And yesterday? It was kind of the same. Lee made bacon and caramelised walnut pancakes, and I got a card from Archie. It was a lovely morning.  Then came the flurry of snot and tears and nappies and blocks and  tiny spoons and socks like every other day. And I realised that this minutiae is the real mothering stuff. Syringing baby Panadol into a sobbing mouth at 3am with one hand. Huge snotty smiles. Staying close to me in a crowd. Finding six plastic spoons and a wooden cow in my handbag. Googling 'baby stomach rash' during lunch.

I read somewhere that the original meaning of Mother's Day came about when an American suffragette founded a special day for mothers to oppose war. That woman, Anna Jarvis, gave birth to eleven children, but seven died in childhood. Imagine. How could you not be a heap on the floor, broken into a million billion pieces forever. It kills me that there are mothers walking around everyday who are grieving babies who didn't make it, mothers with chronically ill babies in the NICU, mothers who have had nine miscarriages, mothers whose bodies can't bear children, mothers who desperately want a baby but haven't met the right person. This whole womanhood gig is filled with heartache and pain and love. The collective love and pain and anxiety of every other mother who has had a human being pulled or pushed from her body. Breathed in the scent of her baby. Grieved for a baby. Soothed a sobbing child in the middle of the night.
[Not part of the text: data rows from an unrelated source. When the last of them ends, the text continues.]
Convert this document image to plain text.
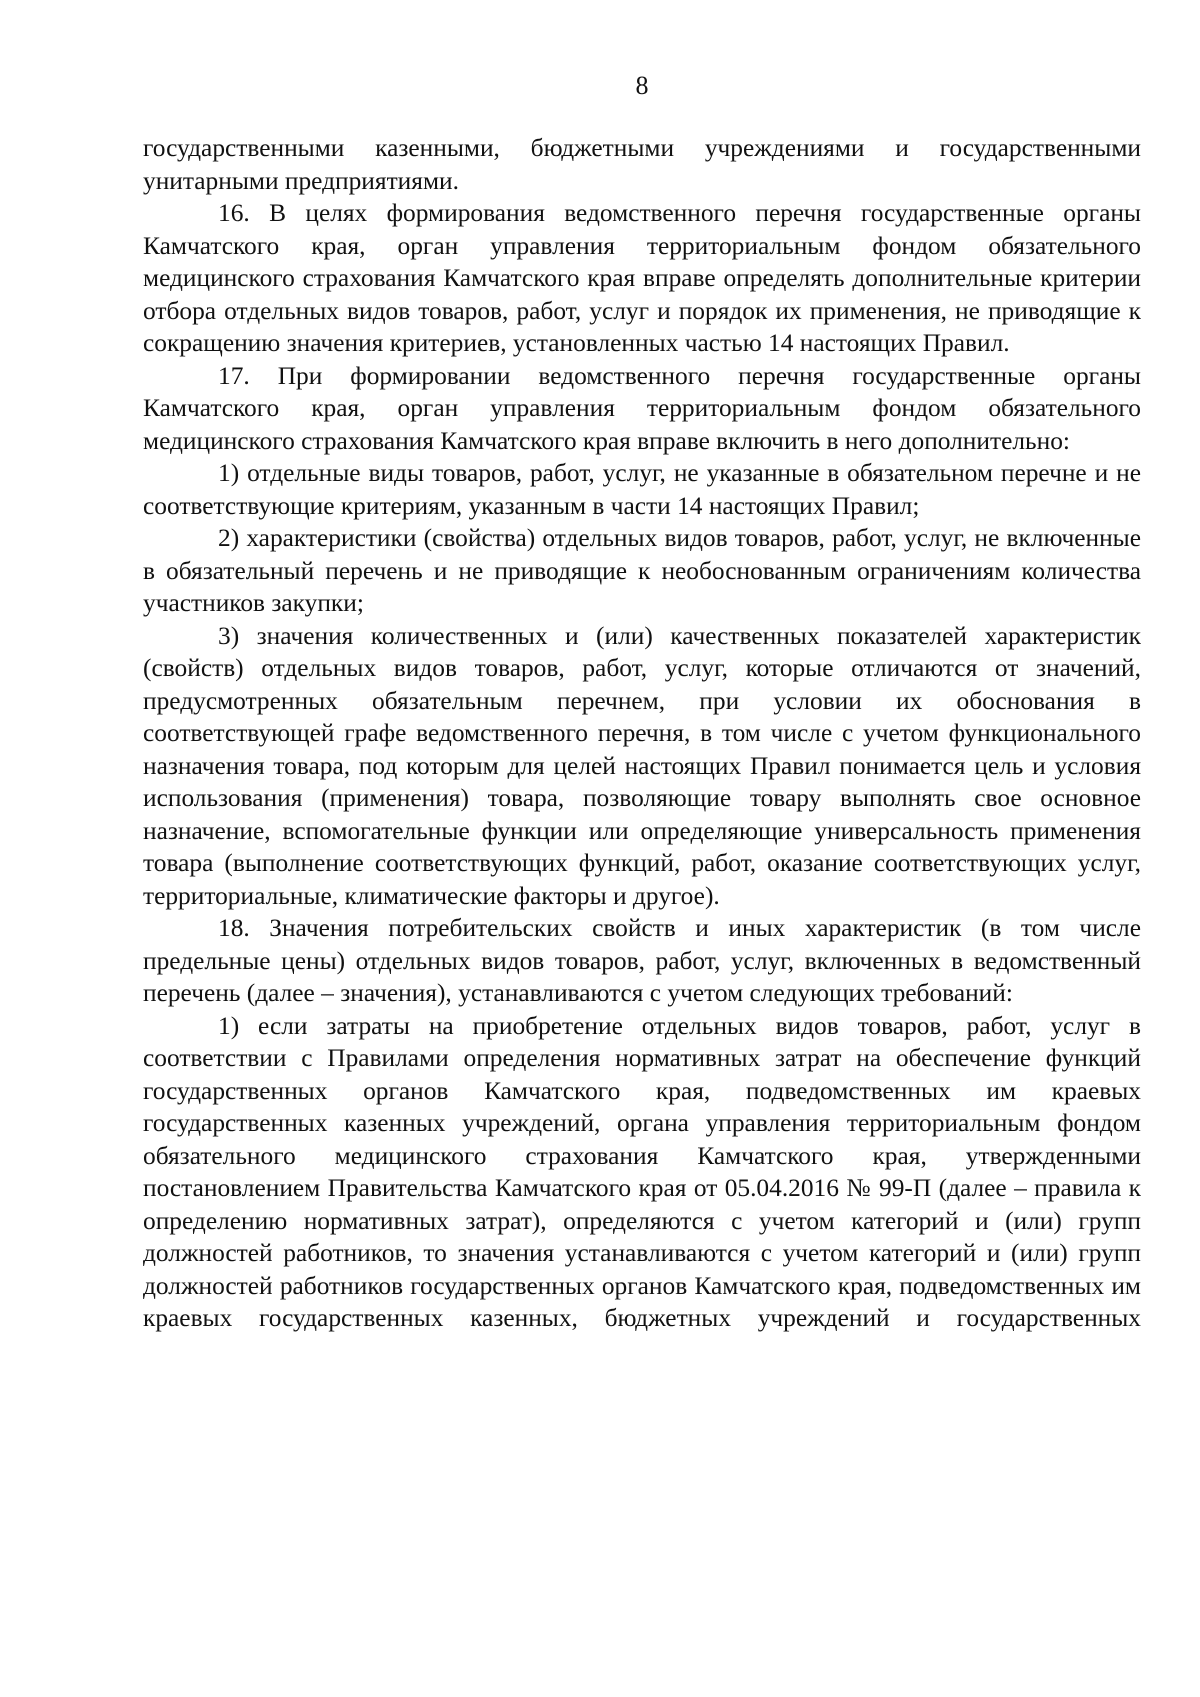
8

государственными казенными, бюджетными учреждениями и государственными унитарными предприятиями.

16. В целях формирования ведомственного перечня государственные органы Камчатского края, орган управления территориальным фондом обязательного медицинского страхования Камчатского края вправе определять дополнительные критерии отбора отдельных видов товаров, работ, услуг и порядок их применения, не приводящие к сокращению значения критериев, установленных частью 14 настоящих Правил.

17. При формировании ведомственного перечня государственные органы Камчатского края, орган управления территориальным фондом обязательного медицинского страхования Камчатского края вправе включить в него дополнительно:

1) отдельные виды товаров, работ, услуг, не указанные в обязательном перечне и не соответствующие критериям, указанным в части 14 настоящих Правил;

2) характеристики (свойства) отдельных видов товаров, работ, услуг, не включенные в обязательный перечень и не приводящие к необоснованным ограничениям количества участников закупки;

3) значения количественных и (или) качественных показателей характеристик (свойств) отдельных видов товаров, работ, услуг, которые отличаются от значений, предусмотренных обязательным перечнем, при условии их обоснования в соответствующей графе ведомственного перечня, в том числе с учетом функционального назначения товара, под которым для целей настоящих Правил понимается цель и условия использования (применения) товара, позволяющие товару выполнять свое основное назначение, вспомогательные функции или определяющие универсальность применения товара (выполнение соответствующих функций, работ, оказание соответствующих услуг, территориальные, климатические факторы и другое).

18. Значения потребительских свойств и иных характеристик (в том числе предельные цены) отдельных видов товаров, работ, услуг, включенных в ведомственный перечень (далее – значения), устанавливаются с учетом следующих требований:

1) если затраты на приобретение отдельных видов товаров, работ, услуг в соответствии с Правилами определения нормативных затрат на обеспечение функций государственных органов Камчатского края, подведомственных им краевых государственных казенных учреждений, органа управления территориальным фондом обязательного медицинского страхования Камчатского края, утвержденными постановлением Правительства Камчатского края от 05.04.2016 № 99-П (далее – правила к определению нормативных затрат), определяются с учетом категорий и (или) групп должностей работников, то значения устанавливаются с учетом категорий и (или) групп должностей работников государственных органов Камчатского края, подведомственных им краевых государственных казенных, бюджетных учреждений и государственных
I missed my mum yesterday. She is only in Singapore, and gets back on Wednesday, but I still missed her. And I thought of all the mums who are missing their own mothers on mother's day. Even though my mum was only a phone call away, I felt untethered and frantic and uncomfortable. I hope that Archer can always find my legs in a room to bury his face in, will call me with happy or sad or no news, will feel the sheer brute strength of my love and the collective love of all the mothers in the world. I hope that he can tether himself to me and know that he will always be able to find his way home.